Since Japan is going to be increasingly put in the spotlight from now through the upcoming Tokyo Olympics, the two aforementioned companies have recently begun investigating the perceptions of Japanese women by foreigners. I was initially skeptical about how the results of the following survey would benefit the healthcare or lingerie industries, let alone humanity, but there’s an actual point to all this, I promise (I’ll explain later).
Between Oct 23-31, 2014, researchers surveyed approximately 50 foreign men who had been living in Japan for at least a year regarding what they think about Japanese women (the relatively small sample size bothers me a little, but hey, what can you do…). When asked if they thought that Japanese were "kawaii," a whopping 98% replied “yes.” Out of those men, when asked to name the most "kawaii" feature about Japanese women, 82% replied “their faces/makeup,” 78% replied “their general attitudes,” 76% replied “their hairstyles,” and 72% replied “their figures.” Rounding off the bottom of the list at only 28% was “their way of walking.”

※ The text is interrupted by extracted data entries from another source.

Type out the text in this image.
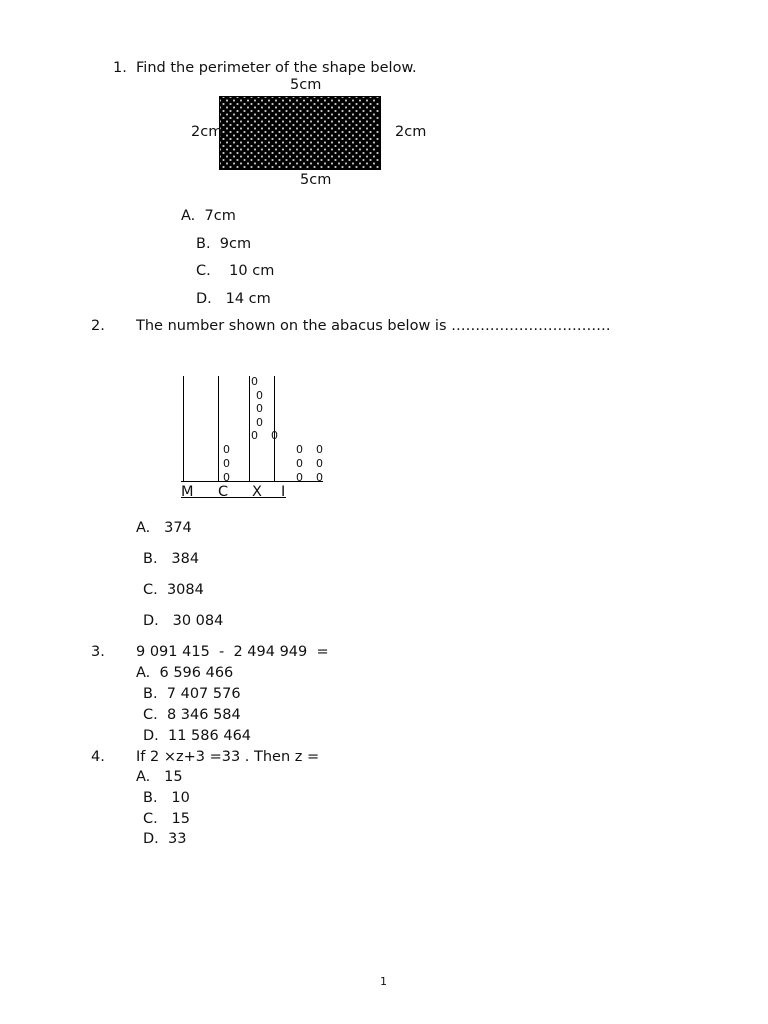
1. Find the perimeter of the shape below.
5cm
2cm	2cm
5cm
A.  7cm
B.  9cm
C.    10 cm
D.   14 cm
2. The number shown on the abacus below is ……………………………
M C X I
0
0
0
0
0 0
0
0
0
0
0
0
0
0
0
A.   374
B.   384
C.  3084
D.   30 084
3. 9 091 415  -  2 494 949  =
A.  6 596 466
B.  7 407 576
C.  8 346 584
D.  11 586 464
4. If 2 ×z+3 =33 . Then z =
A.   15
B.   10
C.   15
D.  33
1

For the next question, the men were asked to think about the flip side of things–what they thought was “not so 'kawaii'” about Japanese women.
As shown in the chart, the top three spots went to “their way of walking” (64%), “their way of talking” (44%), and “their posture” (42%). “Their voices” and “their mannerisms” were tied for fourth place (40%).
You might be scratching your head about why so many foreign men listed “their way of walking” as the most unattractive feature of Japanese women. However, if you’ve spent any time in Japan, you may have noticed that many Japanese women have a very distinctive “pigeon-toed” way of walking, with their toes pointed inward. It’s a very common sight, and supposedly the main reason why a large number of women walk this way is simply because they think it looks cute.
When asked to further elaborate on why Japanese women’s manner of walking was unattractive, 62% of the men responded that the pigeon-toed gait looks especially unattractive “when the women are wearing high heels” (tied for second place: “when they’re carrying luggage” and “not in any particular situation” [both at 20%]). Furthermore, 90% of those who provided the heels response felt that Japanese women walk extremely awkwardly, clumsily, or look like they’re lacking in confidence when they walk in heels.
Of course, after seeing the large number of responses related to high heels, the researchers had to delve even deeper by asking how the men feel when they find themselves walking next to a Japanese woman wearing high heels.
36% of the respondents said that “they feel nothing in particular,” 24% admitted that “they would rather not walk next to her,” 18% said they feel “embarrassed,” 12% answered “I’m indecisive,” and 10% said “other.” Taken as a whole, these results suggest that the majority of men harbor negative feelings about walking next to an awkwardly walking Japanese woman who’s wearing heels.
So what’s the takeaway of all this? While the results may not be entirely earth-shattering, the researchers have focused in on the vast majority of responses related to negative perceptions of the way that many Japanese women walk. They have even dubbed this style of walking the “Mottainai (wasteful, unfortunate) Walk,” and are planning to encourage women to walk in a less awkward fashion that is also healthier for their posture/bodies.
On a final note, I personally don’t see why this survey needed to exclude the opinions of foreign women in the first place – the pigeon-toed way of walking of many Japanese women was just as visible to me when I lived in Japan as it was to my male friends. Hopefully, the companies will create a new survey designed to investigate the views of foreign women about Japanese men to even things up.